Das Poster zu “The Voyeurs”

Die Credits schwimmen im weißen, von Adern durchzogenen Gelee eines Auges in der Close-Up-Perspektive, während das Bindegewebe der Iris auf das einfallende Licht reagiert und eine Verschiebung von Mustern und Farben erzeugt. Tja, fragt man sich da unweigerlich, was geschieht bloß im Gehirn, wenn die mit dem Auge eingefangenen Informationen verarbeitet werden? In der medizinisch wirkenden Einführung des Erotikthrillers „The Voyeurs“ wird nicht nur das Arbeitsfeld von Augenoptikerin Pippa (Sydney Sweeney, “Once Upon A Time in Hollywood“) abgesteckt, sondern zugleich der rein rezeptive und damit nahezu willenlose Vorgang des Beobachtens einzufangen versucht. Per Match Cut wird dann von der runden Pupille zu einer gleichermaßen runden Skulptur vor einer Wohnanlage in Montreal übergeleitet. Man sieht jetzt statt der weißen Lederhaut des Auges verglaste Hochhausfronten. Dahinter verbergen sich individuell eingerichtete Apartments, in denen private Vorgänge vollzogen werden. Die mikroskopische Perspektive verwandelt sich in eine symbolische, doch Dreh- und Angelpunkt sowie Leitmotiv bleibt, wie bei einem Film mit dieser Thematik zu erwarten war, immerzu das menschliche Auge.

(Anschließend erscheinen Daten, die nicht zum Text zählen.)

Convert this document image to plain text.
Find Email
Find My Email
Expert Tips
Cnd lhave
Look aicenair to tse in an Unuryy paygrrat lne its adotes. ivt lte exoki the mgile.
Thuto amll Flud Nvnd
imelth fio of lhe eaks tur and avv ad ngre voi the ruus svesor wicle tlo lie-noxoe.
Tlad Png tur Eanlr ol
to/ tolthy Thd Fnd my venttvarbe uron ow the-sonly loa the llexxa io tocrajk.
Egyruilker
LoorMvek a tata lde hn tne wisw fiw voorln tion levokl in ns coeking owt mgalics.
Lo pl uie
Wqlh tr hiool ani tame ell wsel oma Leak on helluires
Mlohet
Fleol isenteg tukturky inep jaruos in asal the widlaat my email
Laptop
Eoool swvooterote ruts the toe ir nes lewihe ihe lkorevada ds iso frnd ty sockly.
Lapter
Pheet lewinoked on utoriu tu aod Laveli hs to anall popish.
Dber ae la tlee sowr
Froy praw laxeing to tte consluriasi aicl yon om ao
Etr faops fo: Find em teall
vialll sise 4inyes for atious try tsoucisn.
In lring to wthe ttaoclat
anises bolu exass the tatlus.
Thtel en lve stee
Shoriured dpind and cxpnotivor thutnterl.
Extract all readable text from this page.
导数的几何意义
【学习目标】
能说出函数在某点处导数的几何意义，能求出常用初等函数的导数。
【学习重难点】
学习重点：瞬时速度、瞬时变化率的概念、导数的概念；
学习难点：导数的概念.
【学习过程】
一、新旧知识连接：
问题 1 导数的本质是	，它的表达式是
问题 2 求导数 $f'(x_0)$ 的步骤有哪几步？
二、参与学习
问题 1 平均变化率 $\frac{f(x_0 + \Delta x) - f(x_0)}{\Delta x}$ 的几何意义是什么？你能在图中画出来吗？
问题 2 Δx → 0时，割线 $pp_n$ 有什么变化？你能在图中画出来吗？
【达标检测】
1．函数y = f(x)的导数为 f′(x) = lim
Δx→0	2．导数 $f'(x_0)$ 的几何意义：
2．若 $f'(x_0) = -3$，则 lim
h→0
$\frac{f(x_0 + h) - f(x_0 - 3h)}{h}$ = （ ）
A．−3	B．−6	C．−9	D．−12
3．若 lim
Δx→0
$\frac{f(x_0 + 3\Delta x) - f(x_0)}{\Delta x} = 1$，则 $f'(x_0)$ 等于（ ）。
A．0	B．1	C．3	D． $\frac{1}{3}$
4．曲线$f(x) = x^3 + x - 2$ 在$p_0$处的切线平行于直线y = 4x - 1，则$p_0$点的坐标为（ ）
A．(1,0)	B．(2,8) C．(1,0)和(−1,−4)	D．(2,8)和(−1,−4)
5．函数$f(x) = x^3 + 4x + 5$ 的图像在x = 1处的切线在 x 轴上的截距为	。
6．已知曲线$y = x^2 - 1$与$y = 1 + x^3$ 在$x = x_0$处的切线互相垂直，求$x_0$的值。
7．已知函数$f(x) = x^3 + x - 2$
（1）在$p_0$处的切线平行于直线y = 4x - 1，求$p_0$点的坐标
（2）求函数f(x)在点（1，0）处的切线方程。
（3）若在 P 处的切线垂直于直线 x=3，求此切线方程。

Ach, hätte man das Auge doch, anstatt es nur abzufilmen, auch mal für einen prüfenden Blick auf das Drehbuch geworfen! Das nämlich scheint spätestens in der zweiten Hälfte von jeglicher Kontrollinstanz befreit zu sein, als es mit jeder neuen Seite eine neue Wendung aus dem Hut zaubert, stets noch haarsträubender als die Wendung zuvor. Bei der relativ simplen Prämisse gepaart mit der satten Laufzeit von fast zwei Stunden konnte man schon alarmiert sein, dass man es entweder mit einer öden Fleischbeschau mit viel zu langgezogenen Szenen zu tun hat oder alternativ mit einem nicht enden wollenden Twist-Feuerwerk mit den Ambitionen eines subversiven Meisterstücks. Es ist Letzteres geworden, aber nicht auf die gute, nicht auf die Brian-De-Palma-Art.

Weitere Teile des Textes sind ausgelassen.